Apagué la radio de un manotazo, y encendí el motor, apreté el acelerador y activé la sirena en lo que me pareció un solo gesto. Al arrancar a toda velocidad, oí la voz de Lee cuando trataba de apaciguarme: «No me digas que no sabes que la chica muerta es un plato mucho más jugoso que Junior Nash»; y mientras me dirigía a toda velocidad hacia el centro, me vi cediendo ante los fantasmas de mi compañero aun sabiendo que el auténtico y real hombre del saco era el asesino de Oklahoma.
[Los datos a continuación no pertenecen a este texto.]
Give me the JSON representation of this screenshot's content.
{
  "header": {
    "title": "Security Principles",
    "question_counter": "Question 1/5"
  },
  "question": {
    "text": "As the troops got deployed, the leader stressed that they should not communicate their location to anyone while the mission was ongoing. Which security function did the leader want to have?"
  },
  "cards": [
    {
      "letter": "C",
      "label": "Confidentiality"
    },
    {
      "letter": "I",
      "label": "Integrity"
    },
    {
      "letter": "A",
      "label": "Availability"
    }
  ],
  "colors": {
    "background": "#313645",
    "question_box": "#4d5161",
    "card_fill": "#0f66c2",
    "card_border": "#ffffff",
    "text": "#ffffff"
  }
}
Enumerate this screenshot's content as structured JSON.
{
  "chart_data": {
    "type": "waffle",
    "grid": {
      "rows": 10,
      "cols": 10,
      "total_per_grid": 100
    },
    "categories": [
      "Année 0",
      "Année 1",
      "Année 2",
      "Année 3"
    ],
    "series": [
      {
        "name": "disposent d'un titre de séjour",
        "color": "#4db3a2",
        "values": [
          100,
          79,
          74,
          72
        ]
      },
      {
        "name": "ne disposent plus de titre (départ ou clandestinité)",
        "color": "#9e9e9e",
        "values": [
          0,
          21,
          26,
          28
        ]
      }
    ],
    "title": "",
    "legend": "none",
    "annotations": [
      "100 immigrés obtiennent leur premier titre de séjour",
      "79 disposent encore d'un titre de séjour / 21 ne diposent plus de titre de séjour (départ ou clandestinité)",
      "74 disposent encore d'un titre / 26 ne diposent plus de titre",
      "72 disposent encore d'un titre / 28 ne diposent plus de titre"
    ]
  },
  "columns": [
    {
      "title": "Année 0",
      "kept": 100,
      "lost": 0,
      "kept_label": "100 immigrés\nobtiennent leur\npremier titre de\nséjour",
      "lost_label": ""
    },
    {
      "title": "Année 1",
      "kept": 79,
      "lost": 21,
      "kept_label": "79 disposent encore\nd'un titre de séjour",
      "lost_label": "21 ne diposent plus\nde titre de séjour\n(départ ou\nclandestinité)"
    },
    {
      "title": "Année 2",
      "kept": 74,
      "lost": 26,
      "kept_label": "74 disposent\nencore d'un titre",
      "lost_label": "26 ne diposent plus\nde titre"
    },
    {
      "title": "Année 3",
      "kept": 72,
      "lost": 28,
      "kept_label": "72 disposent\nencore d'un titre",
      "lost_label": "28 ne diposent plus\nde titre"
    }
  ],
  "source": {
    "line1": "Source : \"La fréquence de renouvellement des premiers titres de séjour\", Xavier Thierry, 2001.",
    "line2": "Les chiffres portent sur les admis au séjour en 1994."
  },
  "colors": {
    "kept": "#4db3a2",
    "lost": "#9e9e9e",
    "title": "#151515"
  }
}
Cuando entraba en el aparcamiento de la Central, vi a Lee engatusándome, halagándome, presionándome para convencerme y salirse con la suya; y cuando corría escalera arriba, una furia roja me nublaba el cerebro.

Llegué al último escalón gritando:

—¡Blanchard!

Dick Cavanaugh, que salía de la sala común, señaló hacia los servicios. Abrí la puerta de una patada; Lee se estaba lavando las manos en la pila.

Las alzó para mostrármelas, la sangre brotando de las heridas que había en sus nudillos.

—Le he estado dando puñetazos a la pared. En penitencia por lo de Nash.

No era suficiente. Di rienda suelta a la marea escarlata y me abalancé sobre mi mejor amigo, y no acabé hasta que también mis manos estuvieron destrozadas y él quedó inconsciente a mis pies.